There will undoubtedly be those who consider Chain’s success at nationals a fluke. Those who think Chain’s run was legitimate might still say that a single tournament is too small of a sample size to draw any worthwhile conclusions. I think both of these criticisms are at least potentially reasonable – let that serve as a caveat for what follows.
I think Chain’s success at 2006 Nationals was primarily the result of two strategic principles. The first is that relentless (perhaps reckless) aggression is a powerful strategy. The second is that the point at which the replacement value of a fresh tier two player exceeds the value of a fatigued tier one is somewhat closer to 60% of points played (for the tier one player) rather than 50% of points played.

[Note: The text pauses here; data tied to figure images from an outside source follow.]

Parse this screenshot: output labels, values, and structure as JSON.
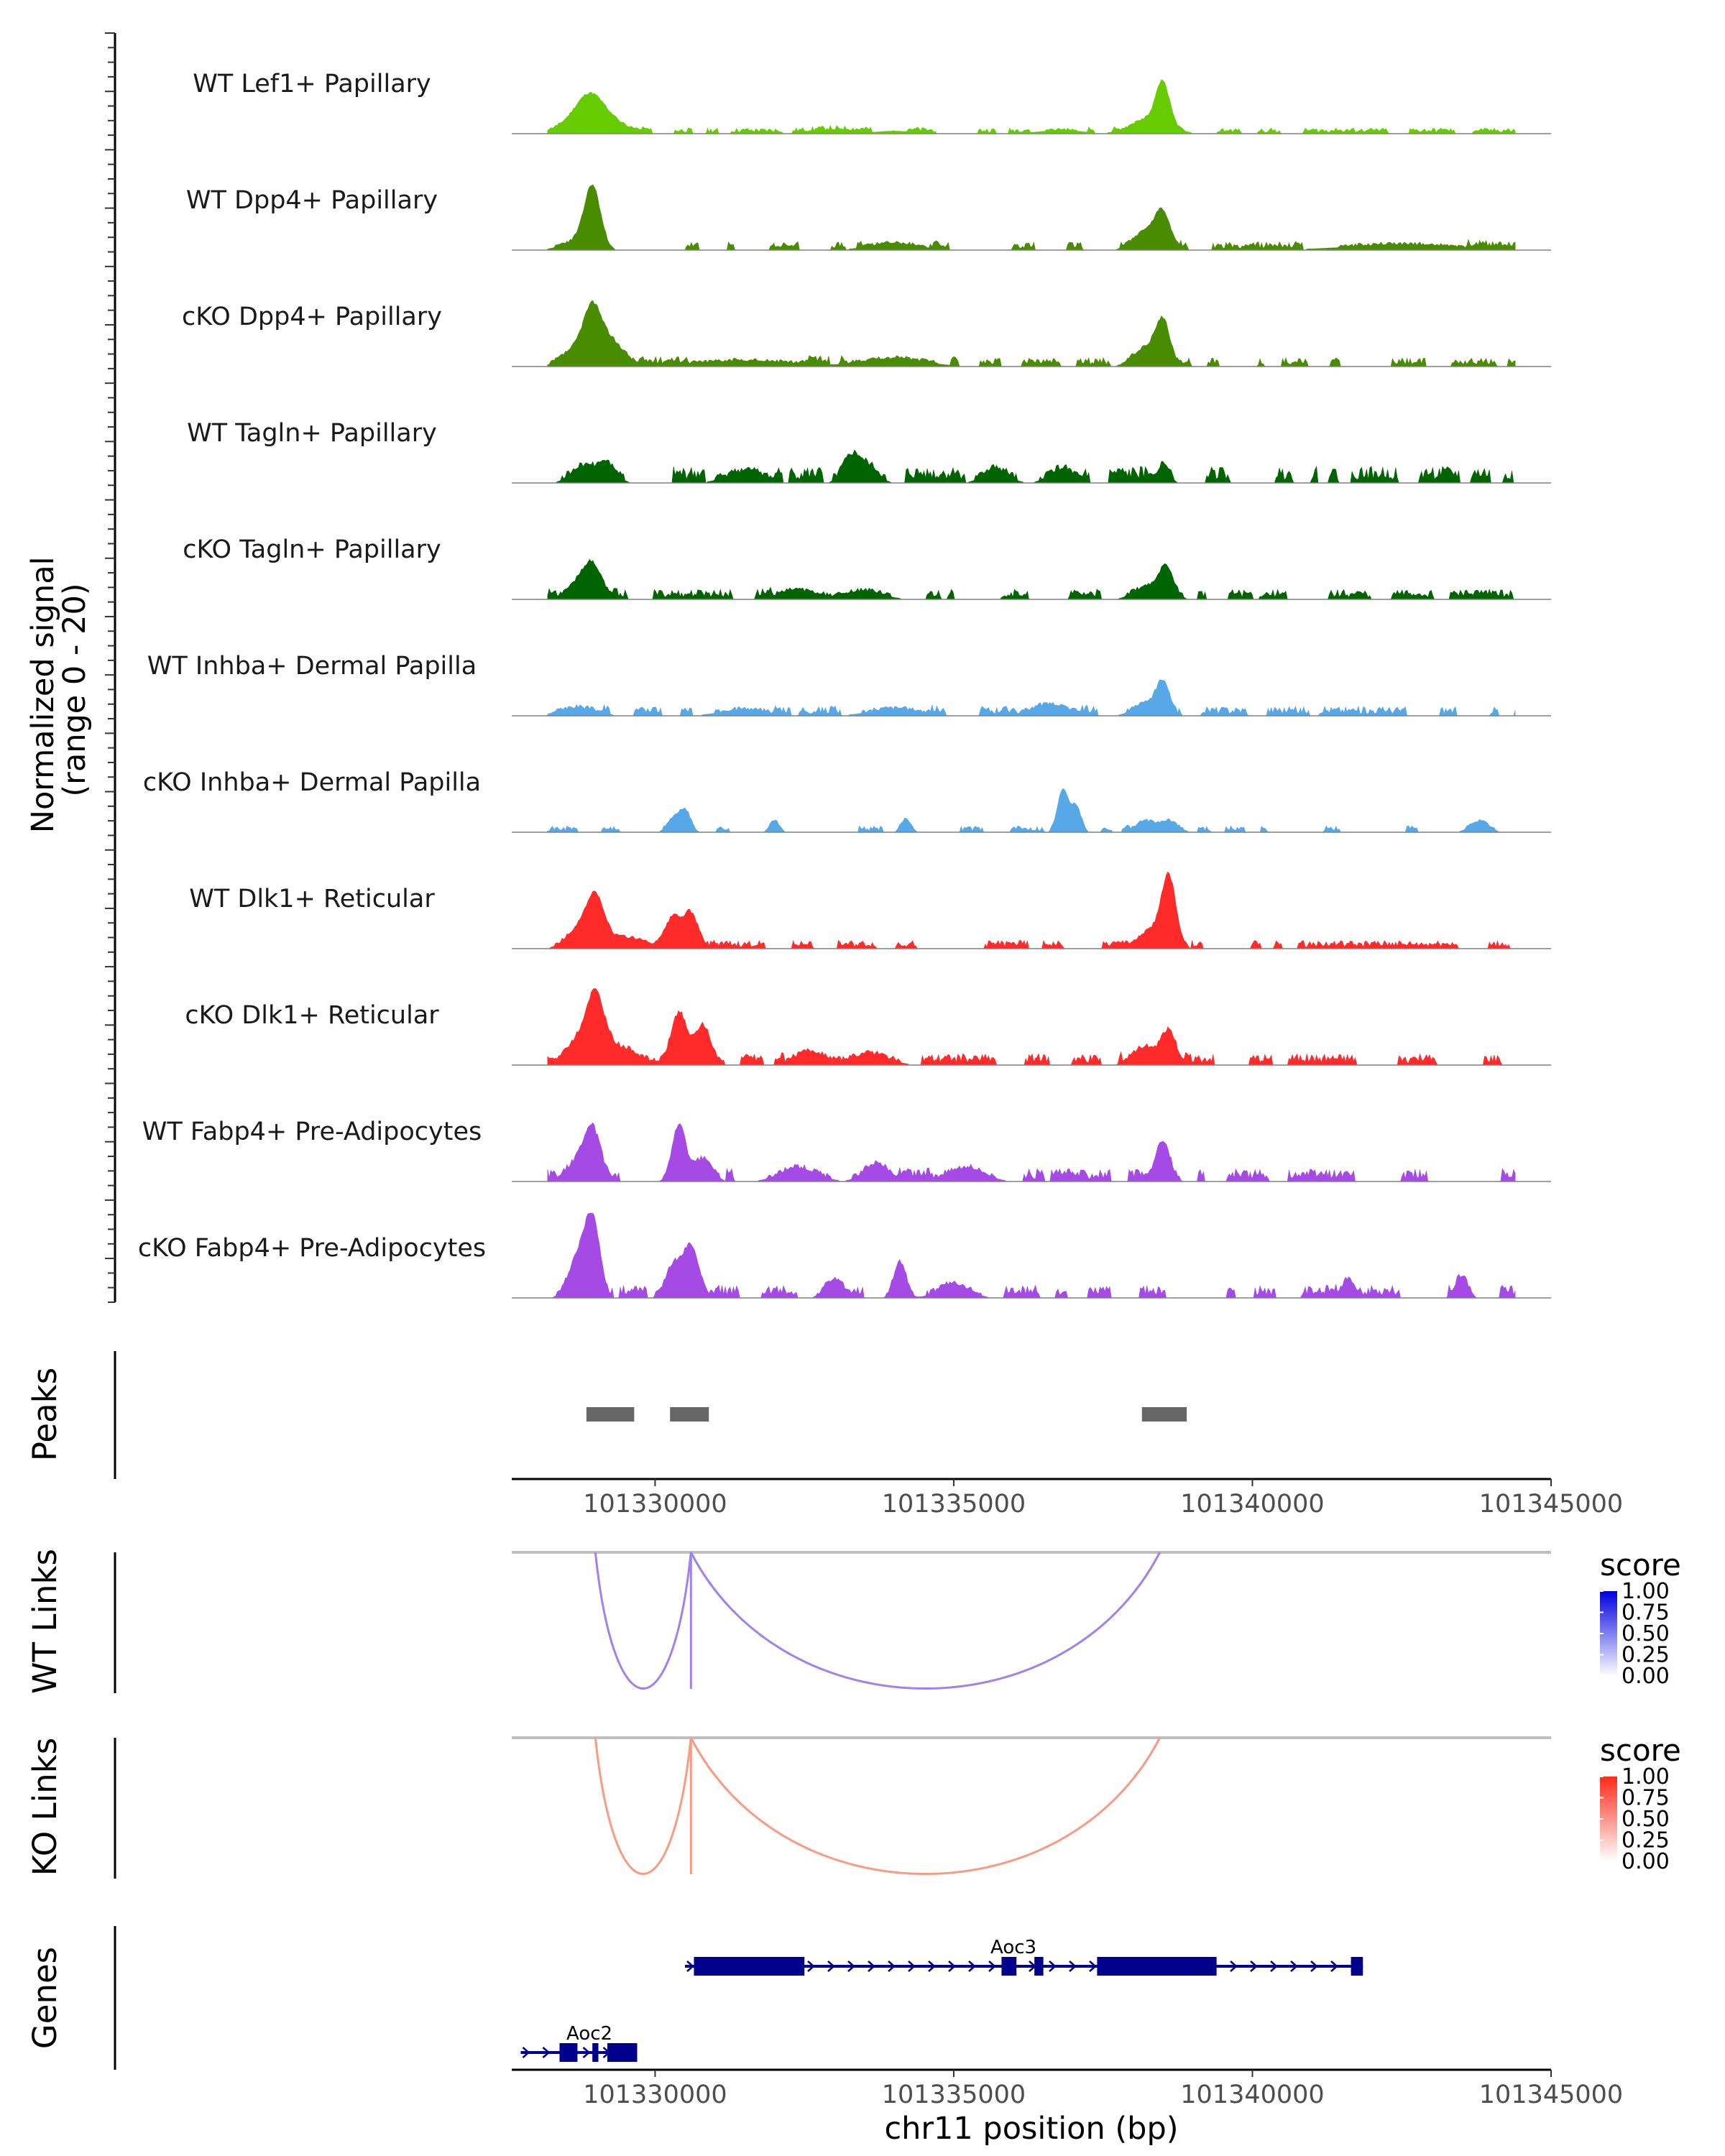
{
  "chart_data": {
    "type": "coverage",
    "region": {
      "chromosome": "chr11",
      "start": 101327600,
      "end": 101345000
    },
    "xlabel": "chr11 position (bp)",
    "xticks": [
      "101330000",
      "101335000",
      "101340000",
      "101345000"
    ],
    "xtick_values": [
      101330000,
      101335000,
      101340000,
      101345000
    ],
    "coverage": {
      "ylabel_line1": "Normalized signal",
      "ylabel_line2": "(range 0 - 20)",
      "range": [
        0,
        20
      ],
      "tracks": [
        {
          "name": "WT Lef1+ Papillary",
          "color": "#66cc00",
          "peaks": [
            [
              101328900,
              5.5,
              220
            ],
            [
              101329100,
              3.5,
              350
            ],
            [
              101328600,
              1.5,
              300
            ],
            [
              101338500,
              9.5,
              110
            ],
            [
              101338300,
              3.5,
              300
            ],
            [
              101336800,
              0.8,
              350
            ],
            [
              101333000,
              0.6,
              300
            ],
            [
              101334000,
              0.6,
              300
            ]
          ],
          "noise": 0.9,
          "seed": 11
        },
        {
          "name": "WT Dpp4+ Papillary",
          "color": "#4a8c00",
          "peaks": [
            [
              101328950,
              14,
              130
            ],
            [
              101328700,
              2,
              250
            ],
            [
              101338500,
              8,
              130
            ],
            [
              101338200,
              4,
              200
            ],
            [
              101334000,
              1.5,
              400
            ],
            [
              101342500,
              1.2,
              900
            ]
          ],
          "noise": 1.3,
          "seed": 23
        },
        {
          "name": "cKO Dpp4+ Papillary",
          "color": "#4a8c00",
          "peaks": [
            [
              101328950,
              13,
              160
            ],
            [
              101329300,
              5,
              200
            ],
            [
              101328600,
              3,
              200
            ],
            [
              101338500,
              10,
              120
            ],
            [
              101338200,
              4,
              200
            ],
            [
              101334000,
              1.8,
              500
            ],
            [
              101331500,
              1.2,
              800
            ]
          ],
          "noise": 1.4,
          "seed": 37
        },
        {
          "name": "WT Tagln+ Papillary",
          "color": "#006400",
          "peaks": [
            [
              101328800,
              3.5,
              200
            ],
            [
              101329200,
              4,
              150
            ],
            [
              101333300,
              6,
              150
            ],
            [
              101335700,
              3,
              200
            ],
            [
              101336800,
              3,
              200
            ],
            [
              101338500,
              4,
              100
            ],
            [
              101333600,
              3,
              150
            ],
            [
              101331500,
              2.5,
              300
            ]
          ],
          "noise": 2.6,
          "seed": 41
        },
        {
          "name": "cKO Tagln+ Papillary",
          "color": "#006400",
          "peaks": [
            [
              101328950,
              7,
              160
            ],
            [
              101328700,
              3,
              200
            ],
            [
              101338550,
              7,
              130
            ],
            [
              101338200,
              2.5,
              200
            ],
            [
              101332400,
              2,
              300
            ],
            [
              101333500,
              1.8,
              300
            ]
          ],
          "noise": 1.6,
          "seed": 53
        },
        {
          "name": "WT Inhba+ Dermal Papilla",
          "color": "#56a8e6",
          "peaks": [
            [
              101338500,
              7.5,
              110
            ],
            [
              101338200,
              2.5,
              200
            ],
            [
              101336600,
              2.5,
              300
            ],
            [
              101328700,
              1.8,
              300
            ],
            [
              101334000,
              1.5,
              400
            ],
            [
              101331500,
              1.3,
              400
            ]
          ],
          "noise": 1.5,
          "seed": 67
        },
        {
          "name": "cKO Inhba+ Dermal Papilla",
          "color": "#56a8e6",
          "peaks": [
            [
              101336830,
              10,
              90
            ],
            [
              101337050,
              6,
              80
            ],
            [
              101330500,
              5,
              90
            ],
            [
              101330300,
              3,
              100
            ],
            [
              101338200,
              2.5,
              150
            ],
            [
              101338600,
              2.5,
              150
            ],
            [
              101343800,
              2.5,
              150
            ],
            [
              101334200,
              3,
              80
            ],
            [
              101332000,
              2.5,
              80
            ]
          ],
          "noise": 1.0,
          "seed": 71,
          "sparse": true
        },
        {
          "name": "WT Dlk1+ Reticular",
          "color": "#ff2a2a",
          "peaks": [
            [
              101329000,
              11,
              150
            ],
            [
              101328700,
              4,
              200
            ],
            [
              101330600,
              8,
              120
            ],
            [
              101330300,
              7,
              130
            ],
            [
              101338600,
              16,
              120
            ],
            [
              101338300,
              4,
              200
            ],
            [
              101329500,
              2.5,
              300
            ]
          ],
          "noise": 1.3,
          "seed": 79
        },
        {
          "name": "cKO Dlk1+ Reticular",
          "color": "#ff2a2a",
          "peaks": [
            [
              101329000,
              14,
              150
            ],
            [
              101328700,
              5,
              200
            ],
            [
              101330400,
              12,
              130
            ],
            [
              101330800,
              9,
              130
            ],
            [
              101338600,
              7.5,
              120
            ],
            [
              101338200,
              4,
              200
            ],
            [
              101329400,
              4,
              300
            ],
            [
              101332600,
              3,
              250
            ],
            [
              101333600,
              2.5,
              300
            ]
          ],
          "noise": 1.8,
          "seed": 83
        },
        {
          "name": "WT Fabp4+ Pre-Adipocytes",
          "color": "#a64ae6",
          "peaks": [
            [
              101328950,
              11,
              140
            ],
            [
              101328700,
              4,
              200
            ],
            [
              101330400,
              13,
              110
            ],
            [
              101330800,
              5,
              150
            ],
            [
              101338500,
              9,
              120
            ],
            [
              101333700,
              4,
              200
            ],
            [
              101332400,
              3,
              300
            ],
            [
              101335200,
              3,
              300
            ]
          ],
          "noise": 2.0,
          "seed": 89
        },
        {
          "name": "cKO Fabp4+ Pre-Adipocytes",
          "color": "#a64ae6",
          "peaks": [
            [
              101328950,
              18,
              120
            ],
            [
              101328700,
              9,
              150
            ],
            [
              101330600,
              12,
              130
            ],
            [
              101330300,
              7,
              130
            ],
            [
              101334100,
              8,
              100
            ],
            [
              101333000,
              4,
              150
            ],
            [
              101341600,
              4,
              100
            ],
            [
              101343500,
              5,
              100
            ],
            [
              101335000,
              3,
              250
            ]
          ],
          "noise": 2.0,
          "seed": 97
        }
      ]
    },
    "peaks": {
      "title": "Peaks",
      "color": "#666666",
      "intervals": [
        [
          101328850,
          101329650
        ],
        [
          101330250,
          101330900
        ],
        [
          101338150,
          101338900
        ]
      ]
    },
    "links": [
      {
        "title": "WT Links",
        "legend_title": "score",
        "color": "#9f82f0",
        "scale_color": "#0000e0",
        "legend_ticks": [
          "1.00",
          "0.75",
          "0.50",
          "0.25",
          "0.00"
        ],
        "arcs": [
          [
            101329000,
            101330600,
            1.0
          ],
          [
            101330600,
            101338450,
            1.0
          ],
          [
            101330600,
            101330600,
            1.0
          ]
        ]
      },
      {
        "title": "KO Links",
        "legend_title": "score",
        "color": "#f79c82",
        "scale_color": "#ff2a1a",
        "legend_ticks": [
          "1.00",
          "0.75",
          "0.50",
          "0.25",
          "0.00"
        ],
        "arcs": [
          [
            101329000,
            101330600,
            1.0
          ],
          [
            101330600,
            101338450,
            1.0
          ],
          [
            101330600,
            101330600,
            1.0
          ]
        ]
      }
    ],
    "genes": {
      "title": "Genes",
      "color": "#00008b",
      "items": [
        {
          "name": "Aoc3",
          "start": 101330500,
          "end": 101341850,
          "exons": [
            [
              101330650,
              101332500
            ],
            [
              101335800,
              101336050
            ],
            [
              101336350,
              101336500
            ],
            [
              101337400,
              101339400
            ],
            [
              101341650,
              101341850
            ]
          ]
        },
        {
          "name": "Aoc2",
          "start": 101327750,
          "end": 101329700,
          "exons": [
            [
              101328400,
              101328700
            ],
            [
              101328950,
              101329050
            ],
            [
              101329200,
              101329700
            ]
          ]
        }
      ]
    }
  }
}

In an earlier post, I defended the value of relentless aggression. There my argument was basically two-fold. First, I argued that The Rule demands that all things being equal, a player should throw a longer pass rather than a shorter pass. 2) I also made the more controversial claim the advantageous implications of the huck extend beyond the calculation of giving your team the highest percentage chance of scoring this goal. This claim is based on the fact that once a team believes you are crazy enough to huck at any point they will over commit to protecting the deep cut opening up the underneath. The nice thing about this second point is that it can extend to later games in a tournament/season without your team even having to bear the burden of the additonal turnovers early in a game. I think FG and Sockeye both currently benefit from (2) due to their reputation as mindless huckers.

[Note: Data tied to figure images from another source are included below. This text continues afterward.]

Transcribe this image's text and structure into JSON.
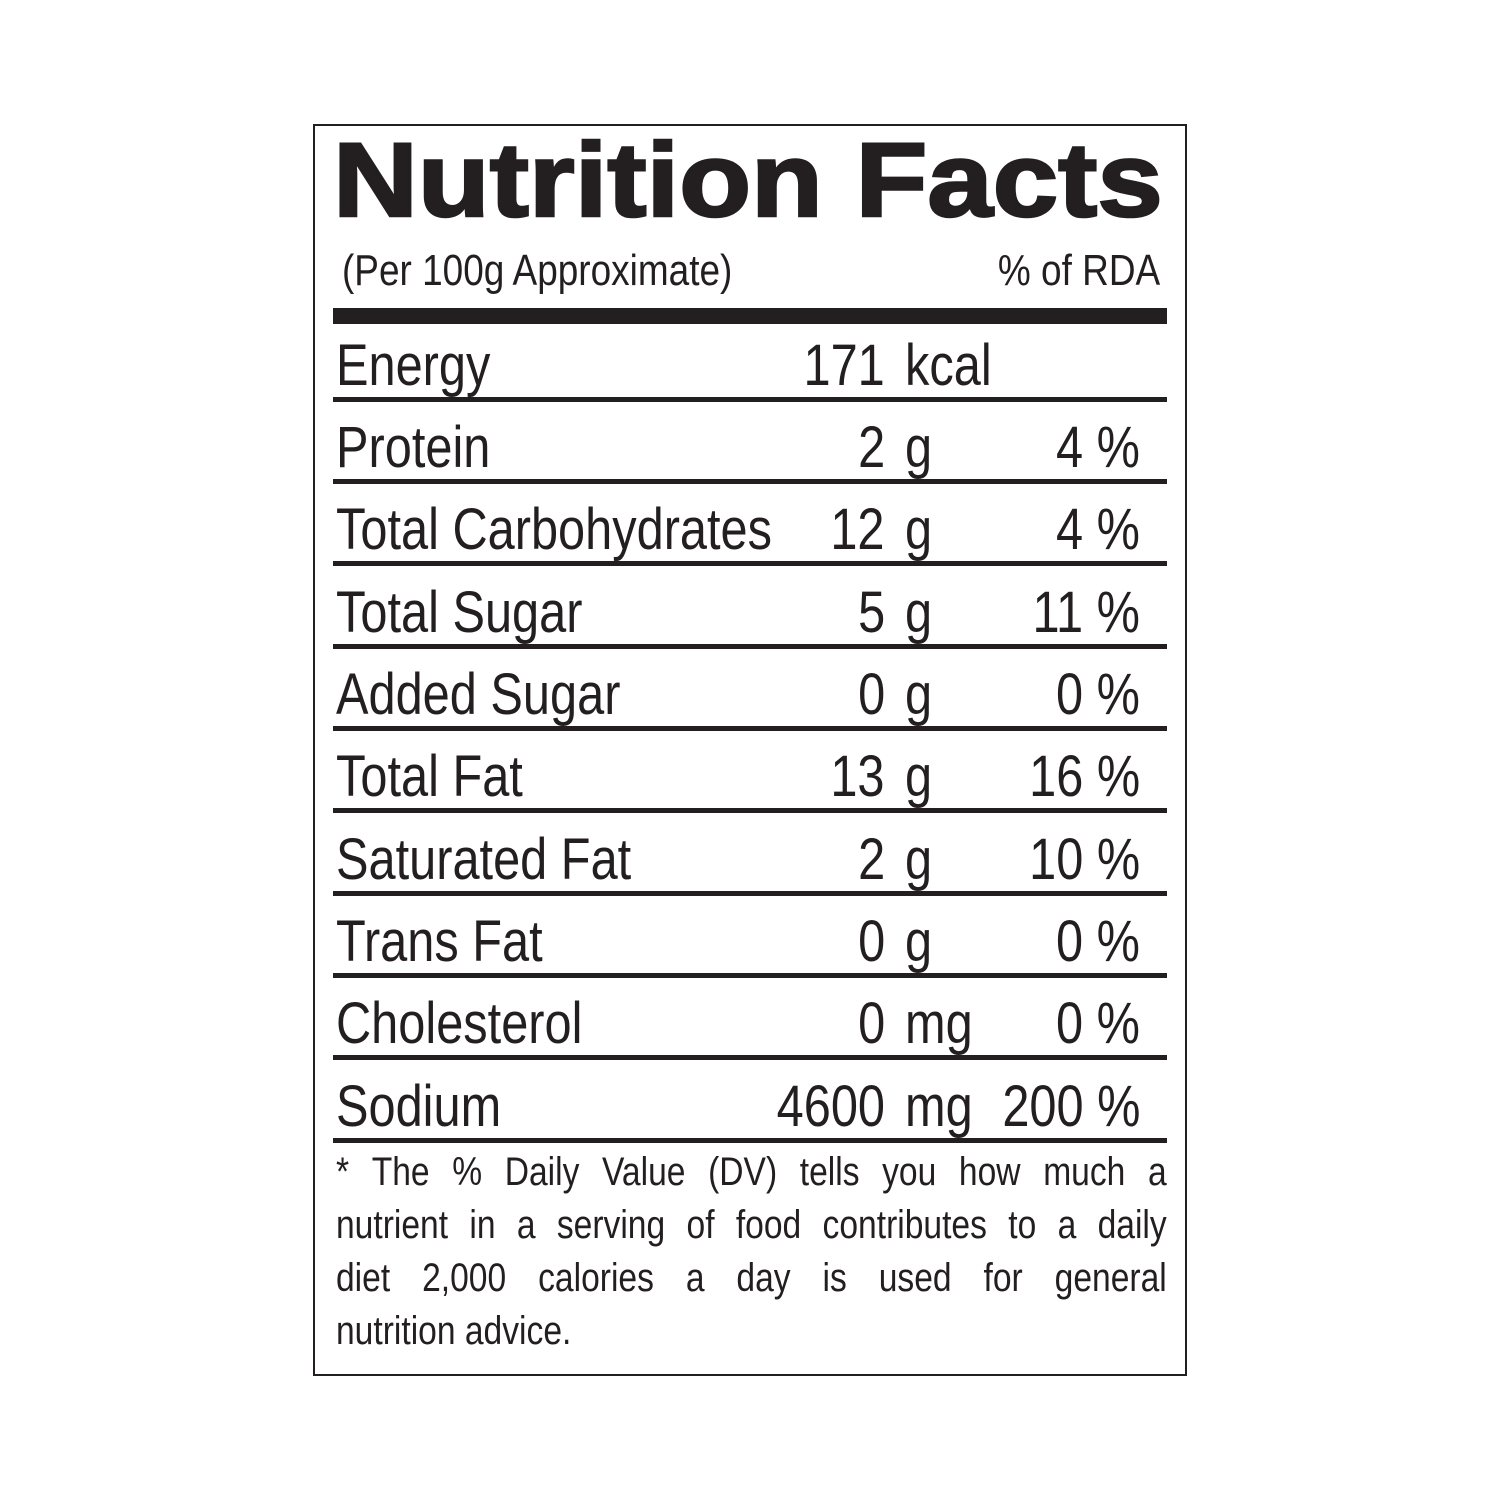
{
  "title": "Nutrition Facts",
  "subtitle_left": "(Per 100g Approximate)",
  "subtitle_right": "% of RDA",
  "rows": [
    {
      "label": "Energy",
      "amount": "171",
      "unit": "kcal",
      "rda": ""
    },
    {
      "label": "Protein",
      "amount": "2",
      "unit": "g",
      "rda": "4 %"
    },
    {
      "label": "Total Carbohydrates",
      "amount": "12",
      "unit": "g",
      "rda": "4 %"
    },
    {
      "label": "Total Sugar",
      "amount": "5",
      "unit": "g",
      "rda": "11 %"
    },
    {
      "label": "Added Sugar",
      "amount": "0",
      "unit": "g",
      "rda": "0 %"
    },
    {
      "label": "Total Fat",
      "amount": "13",
      "unit": "g",
      "rda": "16 %"
    },
    {
      "label": "Saturated Fat",
      "amount": "2",
      "unit": "g",
      "rda": "10 %"
    },
    {
      "label": "Trans Fat",
      "amount": "0",
      "unit": "g",
      "rda": "0 %"
    },
    {
      "label": "Cholesterol",
      "amount": "0",
      "unit": "mg",
      "rda": "0 %"
    },
    {
      "label": "Sodium",
      "amount": "4600",
      "unit": "mg",
      "rda": "200 %"
    }
  ],
  "footnote_lines": [
    "* The % Daily Value (DV) tells you how much a",
    "nutrient in a serving of food contributes to a daily",
    "diet 2,000 calories a day is used for general",
    "nutrition advice."
  ]
}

In any event, we (the blogosphere, although not sure I’m still a member) have had this discussion and I don’t mean to rehash old territory. Another facet of our relentless aggression was an insistence on forcing the disc upfield whenever possible. A dump has to be considerably higher percentage than a 20 yard gainer if the dump is to be justified by The Rule. Honestly, I still don’t think HnH is optimal in perfect conditions, but this year’s nationals was far from perfect conditions. I think that anyone arguing that a possession style offense is optimal in this year’s conditions (with the exception of Sunday) is either bad at math or simply not being honest with themselves.

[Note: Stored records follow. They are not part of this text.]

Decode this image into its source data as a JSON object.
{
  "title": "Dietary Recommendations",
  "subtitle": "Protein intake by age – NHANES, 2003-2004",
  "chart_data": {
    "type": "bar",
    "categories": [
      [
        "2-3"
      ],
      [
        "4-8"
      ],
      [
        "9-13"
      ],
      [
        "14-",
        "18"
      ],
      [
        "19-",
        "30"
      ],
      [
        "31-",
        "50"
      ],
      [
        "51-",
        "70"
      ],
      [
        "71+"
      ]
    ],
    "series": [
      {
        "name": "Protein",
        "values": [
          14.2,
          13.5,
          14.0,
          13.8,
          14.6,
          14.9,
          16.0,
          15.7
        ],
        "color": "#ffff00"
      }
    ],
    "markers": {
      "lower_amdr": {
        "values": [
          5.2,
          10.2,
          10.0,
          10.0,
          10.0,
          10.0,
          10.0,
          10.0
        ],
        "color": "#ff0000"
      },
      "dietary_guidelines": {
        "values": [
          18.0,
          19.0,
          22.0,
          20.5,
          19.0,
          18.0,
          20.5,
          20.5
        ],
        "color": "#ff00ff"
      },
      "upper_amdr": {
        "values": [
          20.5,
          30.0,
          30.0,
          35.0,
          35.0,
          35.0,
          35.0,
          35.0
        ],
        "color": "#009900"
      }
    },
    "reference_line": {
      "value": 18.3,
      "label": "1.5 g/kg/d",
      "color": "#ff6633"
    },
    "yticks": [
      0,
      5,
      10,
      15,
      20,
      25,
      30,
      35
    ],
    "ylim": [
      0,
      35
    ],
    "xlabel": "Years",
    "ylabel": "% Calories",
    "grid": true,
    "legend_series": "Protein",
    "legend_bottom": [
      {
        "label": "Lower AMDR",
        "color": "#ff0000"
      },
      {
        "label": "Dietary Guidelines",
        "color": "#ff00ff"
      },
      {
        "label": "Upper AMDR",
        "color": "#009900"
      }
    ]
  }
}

The second strategic principle can basically be restated as “you should play your studs more than you are now.” Jim posted on this subject with some fictional numbers a while ago, I’m too lazy to find the link now, sorry. At early tournaments this year we had three considerable comebacks at the end of games when we just put in our top 7 for several points in a row. This led us to make the conscious decision to play our studs more at nationals. It sounds pretty obvious, but the current dominant strategy of splitting O/D has led a lot of top players to play only about 50 percent of the points. In most situtaions, your studs could play more than 50 percent of the points without fatigue impacting their play to the extent that it would make sense to put in your next tier of player.